Why did people move?

My research partners conducted statistical regression analysis to identify which of our thousands of county-level variables was most correlated with the decision to move out of a county. Meanwhile, I constructed a series of county-level chloropleth maps to explore the spatial variation of these various factors. The map below, for example, plots the rate of emigration for each county in the United States, between 1935 and 1940. Laid over this map are outlines of the regions devastated by the wind and dust storms of the "Dust Bowl." The most interesting thing to note is that the Dust Bowl region - the focus of most research on environmental disaster and migration during the 1930s - forms just one small part of a much larger region experiencing high-outmigration during the period. As can be seen here, counties from the Texas-Mexico border to northeastern Montana saw high proportions of their residents move out, with many counties losing 20% or more of their residents in 1935.

The explanation for the wide-spread emigration became clear after examining climate maps. These maps showed that drought and high temperatures plagued all of the Plains states from Texas to Montana. Much earlier scholarship focused on the Dust Bowl region, whose experiences were widely publicized by journalists, photographers, and later authors. A larger, quantitative analysis - with the aid of digital mapping - makes evident the much wider extent of this environmental disaster.

Why did people move where they did?

Next, we turned our attention to the question of why people moved where they did. In particular, we examined links between origin and destination locations by constructing a database of origin-destination pairs. Our previous analysis had relied on data for the approximately 3000 counties* in our project, computing the number of emigrants who left each county after 1935 and the number of immigrants who arrived before 1940. The origin-destination pairs dataset, however, compiled data for the number and demographics of all people who moved from County A to County Z, for example. Thus, each of the nearly 3000 counties* in our dataset had nearly 3000 potential pairs, meaning this dataset could potentially include nine million (3000 x 3000) observations. However, most lightly populated counties only saw migrants leave for a small handful of other counties, usually to neighboring rural counties or the nearest metropolitan area.
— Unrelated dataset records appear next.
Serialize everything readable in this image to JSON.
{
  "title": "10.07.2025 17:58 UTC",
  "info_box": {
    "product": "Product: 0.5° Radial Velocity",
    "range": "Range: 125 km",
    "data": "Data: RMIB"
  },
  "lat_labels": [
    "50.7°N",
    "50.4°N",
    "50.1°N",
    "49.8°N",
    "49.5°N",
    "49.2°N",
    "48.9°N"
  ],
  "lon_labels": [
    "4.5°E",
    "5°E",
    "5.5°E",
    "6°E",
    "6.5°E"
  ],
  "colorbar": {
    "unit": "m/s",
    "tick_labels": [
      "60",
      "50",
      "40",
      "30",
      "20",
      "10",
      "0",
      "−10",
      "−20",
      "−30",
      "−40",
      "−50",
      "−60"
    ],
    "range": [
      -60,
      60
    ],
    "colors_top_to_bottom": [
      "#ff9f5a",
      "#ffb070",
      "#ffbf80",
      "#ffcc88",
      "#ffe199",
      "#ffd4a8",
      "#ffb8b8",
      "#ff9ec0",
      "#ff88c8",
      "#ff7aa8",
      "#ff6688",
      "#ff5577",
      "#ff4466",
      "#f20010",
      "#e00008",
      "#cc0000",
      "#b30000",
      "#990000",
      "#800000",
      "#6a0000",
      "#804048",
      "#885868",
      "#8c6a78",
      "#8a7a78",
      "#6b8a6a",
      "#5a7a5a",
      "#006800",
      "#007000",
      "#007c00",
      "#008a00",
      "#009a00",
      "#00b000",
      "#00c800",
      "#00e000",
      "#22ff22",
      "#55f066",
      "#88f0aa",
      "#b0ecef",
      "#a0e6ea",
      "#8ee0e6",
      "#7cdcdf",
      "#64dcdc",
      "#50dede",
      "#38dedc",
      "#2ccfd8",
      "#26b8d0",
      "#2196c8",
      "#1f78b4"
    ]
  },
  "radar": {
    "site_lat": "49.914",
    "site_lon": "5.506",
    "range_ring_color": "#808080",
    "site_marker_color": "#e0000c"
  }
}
In the end, this origin-destination pairs dataset ended up containing approximately 600,000 pairs.

Top metropolitan destinations

The map above plots the most frequent metropolitan destinations for emigrants leaving each non-metropolitan county. The majority of counties "sent" most of their emigrants to nearby metropolitan areas with two exceptions. In the first, some major metropolitan areas pulled migrants from slightly further away. These are places like Detroit, Chicago, and New York. The second exception is Los Angeles and southern California more generally. It was the top metropolitan destination for many rural counties in the Great Plains.